Alba, i rivali Viviani e Rasicci si insediano nella stessa sede

I due leader politici, uno del Pd e l’altro di centrodestra che potrebbero correre insieme alle comunali 2018
ALBA ADRIATICA. Una sede per due. Il Partito Democratico di Gabriele Viviani e il gruppo di centrodestra che fa capo a Renato Rasicci si insediano nello stesso locale in "multiproprietà", ad Alba Adriatica, ognuno per tenerci i propri incontri politici a giorni alterni. Guai quindi a parlare di "sede elettorale" perché, nonostante i fitti contatti, ancora non esiste ufficialmente un progetto politico trasversale che li unisca per le prossime elezioni comunali che, a meno di sorprese, si terranno nel 2018. La sede condivisa, però, ha già un nome: "Laboratorio in comune", oppure "Laboratorio in Comune". La lettera "C" maiuscola o minuscola in questo caso fa la differenza, ma le due parti lasciano per ora irrisolta la questione, non svelando il doppio senso.
La conferma del locale condiviso viene da fonti del circolo albense del Pd, da mesi senza sede, che lo motivano con l'ottimizzazione degli spazi e delle spese e parlano di un utilizzo della sala a giorni alterni, ma anche del coinvolgimento di altre sigle e forze politiche. A scanso di equivoci, inoltre, dal Pd si chiarisce la volontà di rispettare lo statuto del partito e di procedere con le primarie di coalizione per le prossime elezioni. Ma il messaggio politico dei due leader è chiaro: Viviani e Rasicci fanno sul serio pensando al voto.

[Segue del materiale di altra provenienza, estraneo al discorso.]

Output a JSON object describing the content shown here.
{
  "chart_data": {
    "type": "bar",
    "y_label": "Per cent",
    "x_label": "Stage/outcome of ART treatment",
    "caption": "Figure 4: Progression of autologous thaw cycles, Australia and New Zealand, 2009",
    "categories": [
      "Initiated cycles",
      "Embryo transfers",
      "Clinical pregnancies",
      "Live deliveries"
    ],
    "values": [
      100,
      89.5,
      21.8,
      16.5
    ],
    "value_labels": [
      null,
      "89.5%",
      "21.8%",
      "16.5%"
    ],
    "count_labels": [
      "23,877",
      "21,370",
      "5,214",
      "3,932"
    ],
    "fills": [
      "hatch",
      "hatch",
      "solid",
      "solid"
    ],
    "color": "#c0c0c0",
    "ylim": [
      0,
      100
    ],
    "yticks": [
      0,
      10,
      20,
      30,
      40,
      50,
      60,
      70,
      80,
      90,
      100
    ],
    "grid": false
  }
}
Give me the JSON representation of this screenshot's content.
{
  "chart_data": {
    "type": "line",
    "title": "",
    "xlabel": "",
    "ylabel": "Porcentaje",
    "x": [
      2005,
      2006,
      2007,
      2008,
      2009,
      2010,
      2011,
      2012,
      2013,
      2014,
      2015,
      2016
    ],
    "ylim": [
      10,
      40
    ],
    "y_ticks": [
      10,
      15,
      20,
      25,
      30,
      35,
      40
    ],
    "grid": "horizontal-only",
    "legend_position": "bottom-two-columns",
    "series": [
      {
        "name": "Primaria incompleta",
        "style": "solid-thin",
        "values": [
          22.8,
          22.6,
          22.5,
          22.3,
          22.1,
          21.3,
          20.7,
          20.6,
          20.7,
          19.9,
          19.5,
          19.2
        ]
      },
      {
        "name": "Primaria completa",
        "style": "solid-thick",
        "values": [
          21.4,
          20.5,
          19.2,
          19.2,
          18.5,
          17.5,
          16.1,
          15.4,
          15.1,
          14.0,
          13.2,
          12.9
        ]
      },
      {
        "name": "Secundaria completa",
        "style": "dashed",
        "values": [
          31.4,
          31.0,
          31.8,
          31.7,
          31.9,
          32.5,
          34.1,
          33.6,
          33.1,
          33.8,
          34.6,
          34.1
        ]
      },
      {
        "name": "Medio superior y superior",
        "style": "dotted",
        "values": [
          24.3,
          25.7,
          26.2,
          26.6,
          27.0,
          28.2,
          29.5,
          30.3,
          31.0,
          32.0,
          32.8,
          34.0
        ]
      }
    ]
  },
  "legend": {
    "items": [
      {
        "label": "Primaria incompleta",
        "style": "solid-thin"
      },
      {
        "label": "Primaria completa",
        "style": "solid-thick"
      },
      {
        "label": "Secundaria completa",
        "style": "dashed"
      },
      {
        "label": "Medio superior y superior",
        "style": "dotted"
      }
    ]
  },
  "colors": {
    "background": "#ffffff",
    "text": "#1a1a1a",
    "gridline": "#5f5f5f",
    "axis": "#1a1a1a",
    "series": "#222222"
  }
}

La sede condivisa, infatti, è chiaramente uno step successivo rispetto agli incontri dei mesi scorsi tra i due, con tanto di fotografie pubblicate sui social network.
Entrambe le parti in causa, del resto, sembrano aver bisogno ognuna dell'altra per un ruolo da protagoniste nelle prossime elezioni comunali: il segretario del Pd è stato messo all'angolo dalle fughe in avanti e dai dinieghi alle primarie da parte di Nicolino Colonnelli e Piero Pulcini; al leader del centrodestra, che ha rinnegato più o meno pubblicamente la giunta Piccioni o gran parte di essa, invece può giovare, come insegnano le elezioni del 2013, un centrosinistra spaccato. E il locale condiviso ha tutto l'occorrente per diventare una sede elettorale perfetta: in pieno centro città, ben in vista nella trafficatissima via Roma, a pochi metri dal municipio e dall'incrocio con viale Vittoria, ma anche di fronte all’ingresso del parco cittadino di Villa Flaiani.